The Atlanta-based industrial technology company, formerly known as Acuity Brands, saw its adjusted diluted earnings per share jump 18.1% to $4.69, comfortably outpacing analyst estimates of $4.45.
The quarterly performance was characterized by disciplined execution in a "flat to down" lighting market.
While traditional commercial construction remained soft, Acuity leveraged its high-growth Intelligent Spaces Group (ISG) and the integration of the QSC acquisition to drive the top-line beat.
Adjusted operating profit rose nearly 24% to $196.3 million, with adjusted margins expanding by 50 basis points to 17.2%.

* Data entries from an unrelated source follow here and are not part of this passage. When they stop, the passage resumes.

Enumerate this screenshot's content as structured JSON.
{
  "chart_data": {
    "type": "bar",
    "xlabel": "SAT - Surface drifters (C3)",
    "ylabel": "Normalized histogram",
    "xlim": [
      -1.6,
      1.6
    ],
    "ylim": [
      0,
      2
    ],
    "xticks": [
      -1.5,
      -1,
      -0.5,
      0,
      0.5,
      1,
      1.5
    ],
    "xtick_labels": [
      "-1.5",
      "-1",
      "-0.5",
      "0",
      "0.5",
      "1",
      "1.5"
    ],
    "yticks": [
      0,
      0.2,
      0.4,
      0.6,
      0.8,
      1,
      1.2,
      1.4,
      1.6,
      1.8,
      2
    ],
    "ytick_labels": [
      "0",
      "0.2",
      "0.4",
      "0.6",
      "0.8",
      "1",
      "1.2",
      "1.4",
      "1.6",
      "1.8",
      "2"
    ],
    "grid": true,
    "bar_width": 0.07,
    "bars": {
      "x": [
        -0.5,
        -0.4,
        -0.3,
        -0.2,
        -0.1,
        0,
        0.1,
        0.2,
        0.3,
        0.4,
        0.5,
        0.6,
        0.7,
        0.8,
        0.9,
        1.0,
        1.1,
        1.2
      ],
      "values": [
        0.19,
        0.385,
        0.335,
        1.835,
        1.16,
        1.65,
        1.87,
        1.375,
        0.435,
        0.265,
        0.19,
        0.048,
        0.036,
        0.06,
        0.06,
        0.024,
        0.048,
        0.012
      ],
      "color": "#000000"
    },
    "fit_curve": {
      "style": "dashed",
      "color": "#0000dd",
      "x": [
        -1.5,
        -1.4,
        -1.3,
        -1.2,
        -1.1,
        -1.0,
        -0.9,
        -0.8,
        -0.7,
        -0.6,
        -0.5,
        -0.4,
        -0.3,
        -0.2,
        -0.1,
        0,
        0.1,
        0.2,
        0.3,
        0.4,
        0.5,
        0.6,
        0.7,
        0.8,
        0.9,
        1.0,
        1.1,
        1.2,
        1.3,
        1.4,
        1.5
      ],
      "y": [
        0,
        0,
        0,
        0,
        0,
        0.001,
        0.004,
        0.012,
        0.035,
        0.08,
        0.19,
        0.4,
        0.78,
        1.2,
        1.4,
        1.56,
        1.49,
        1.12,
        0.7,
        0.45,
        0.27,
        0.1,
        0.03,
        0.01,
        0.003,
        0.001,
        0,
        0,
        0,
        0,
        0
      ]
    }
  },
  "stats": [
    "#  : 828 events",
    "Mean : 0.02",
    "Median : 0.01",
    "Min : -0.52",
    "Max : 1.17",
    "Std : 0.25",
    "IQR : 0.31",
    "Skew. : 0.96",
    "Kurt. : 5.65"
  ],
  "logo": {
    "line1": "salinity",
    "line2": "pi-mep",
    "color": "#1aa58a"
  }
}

CEO Neil Ashe credited the company's "Better. Smarter. Faster." operating system for maintaining profitability even as the firm navigated higher tariff costs through strategic pricing.
During the quarter, Acuity generated $140.8 million in operating cash flow, which it deployed toward a $100 million debt repayment and the repurchase of 77,000 shares.
The company enters the remainder of the year with a reinforced balance sheet and a focus on expanding into specialized verticals like healthcare.
Management had previously set a full-year 2026 sales target of $4.7 billion to $4.9 billion, a trajectory that remains supported by the Q1 results.